Representative image | Photo credit: The Hindu
The Supreme Court has decided to examine whether blood banks should make nucleic acid test (NAT) mandatory for disease identification.
NAT is a highly sensitive molecular technique that detects the genetic material for viruses such as HIV, hepatitis B and hepatitis C in the blood.
Also read: What is ID-NAT?
A bench of Chief Justice of India Surya Kant and Justices Joymalya Bagchi and Vipul M. Pancholi asked advocate A. Velan, counsel for the petitioner, NGO Sarvesham Mangalam Foundation, about the cost-effectiveness of NAT compared to the more commonly used Enzyme-Linked Immunosorbent Assay (ELISA).
The Chief Justice asked if all states could afford NAT in government blood banks and hospitals.
Mr Velan said the costs were relatively low for NAT.
“Delhi can afford it. In states that are struggling to pay salaries to their workers or are unable to pay their electricity bills… would this be another financial burden for them?” Lavička asked.
The court asked petitioners to investigate whether state hospitals use NAT, if so, how many hospitals and in which states. The court asked the petitioner to submit an affidavit with this information and remanded the matter for further hearing on March 13.

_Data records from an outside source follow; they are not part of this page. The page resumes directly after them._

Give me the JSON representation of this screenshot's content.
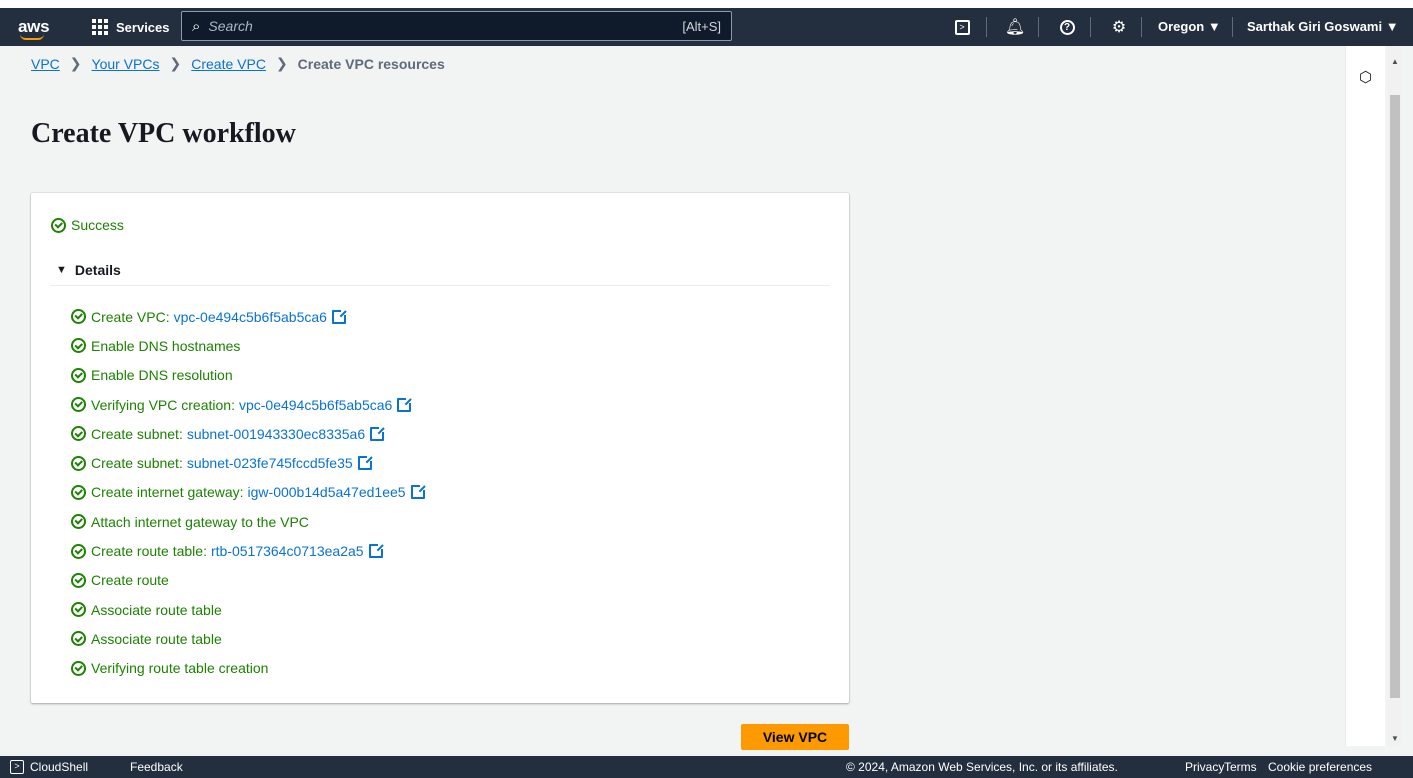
{
  "nav": {
    "logo": "aws",
    "services_label": "Services",
    "search_placeholder": "Search",
    "search_shortcut": "[Alt+S]",
    "region": "Oregon ▼",
    "user": "Sarthak Giri Goswami ▼",
    "icons": [
      "cloudshell-icon",
      "bell-icon",
      "help-icon",
      "settings-icon"
    ]
  },
  "breadcrumb": {
    "items": [
      "VPC",
      "Your VPCs",
      "Create VPC"
    ],
    "current": "Create VPC resources"
  },
  "page": {
    "title": "Create VPC workflow"
  },
  "card": {
    "status": "Success",
    "details_label": "Details",
    "steps": [
      {
        "label": "Create VPC:",
        "link": "vpc-0e494c5b6f5ab5ca6"
      },
      {
        "label": "Enable DNS hostnames",
        "link": ""
      },
      {
        "label": "Enable DNS resolution",
        "link": ""
      },
      {
        "label": "Verifying VPC creation:",
        "link": "vpc-0e494c5b6f5ab5ca6"
      },
      {
        "label": "Create subnet:",
        "link": "subnet-001943330ec8335a6"
      },
      {
        "label": "Create subnet:",
        "link": "subnet-023fe745fccd5fe35"
      },
      {
        "label": "Create internet gateway:",
        "link": "igw-000b14d5a47ed1ee5"
      },
      {
        "label": "Attach internet gateway to the VPC",
        "link": ""
      },
      {
        "label": "Create route table:",
        "link": "rtb-0517364c0713ea2a5"
      },
      {
        "label": "Create route",
        "link": ""
      },
      {
        "label": "Associate route table",
        "link": ""
      },
      {
        "label": "Associate route table",
        "link": ""
      },
      {
        "label": "Verifying route table creation",
        "link": ""
      }
    ]
  },
  "actions": {
    "view_vpc": "View VPC"
  },
  "footer": {
    "cloudshell": "CloudShell",
    "feedback": "Feedback",
    "copyright": "© 2024, Amazon Web Services, Inc. or its affiliates.",
    "privacy": "Privacy",
    "terms": "Terms",
    "cookie": "Cookie preferences"
  },
  "colors": {
    "nav_bg": "#232f3e",
    "success": "#1d8102",
    "link": "#0972d3",
    "primary_button": "#ff9900"
  }
}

The petitioner argued that the right to safe blood transfusion is a fundamental part of the right to life under Article 21 of the Constitution. In support of this plea, the lawsuit pointed to NAT as a safer testing mechanism to ensure the supply of safe and infectious blood to recipients.
“Preventable tragedies”
The petitioner drew attention to the case of thalassemia patients who needed frequent blood transfusions and were susceptible to transfusion of infected blood. The petition described such health mishaps as “preventable tragedies”.
“Thalassemia is an inherited blood disorder that is caused by the body’s inability to produce enough hemoglobin, a protein in red blood cells that transports oxygen from the lungs to the tissues and carbon dioxide to the lungs. India is the Thalassemia capital of the world, so there is a need to tighten blood safety procedures across the country,” not particularly the need for a standardized blood donation test.
The case assumes significance in the backdrop of a reported case of at least six children found to be HIV positive in Madhya Pradesh’s Satna, allegedly due to a contaminated blood transfusion at a district hospital during treatment for thalassemia in December 2025.
In October last year, the family of a seven-year-old thalassemia patient alleged that a local blood bank in Chaibas, the district headquarters of West Singhbhum town, had transfused HIV-infected blood. During an investigation by a five-member medical team from Ranchi a few days later, four more children were found to be HIV positive from a botched blood transfusion.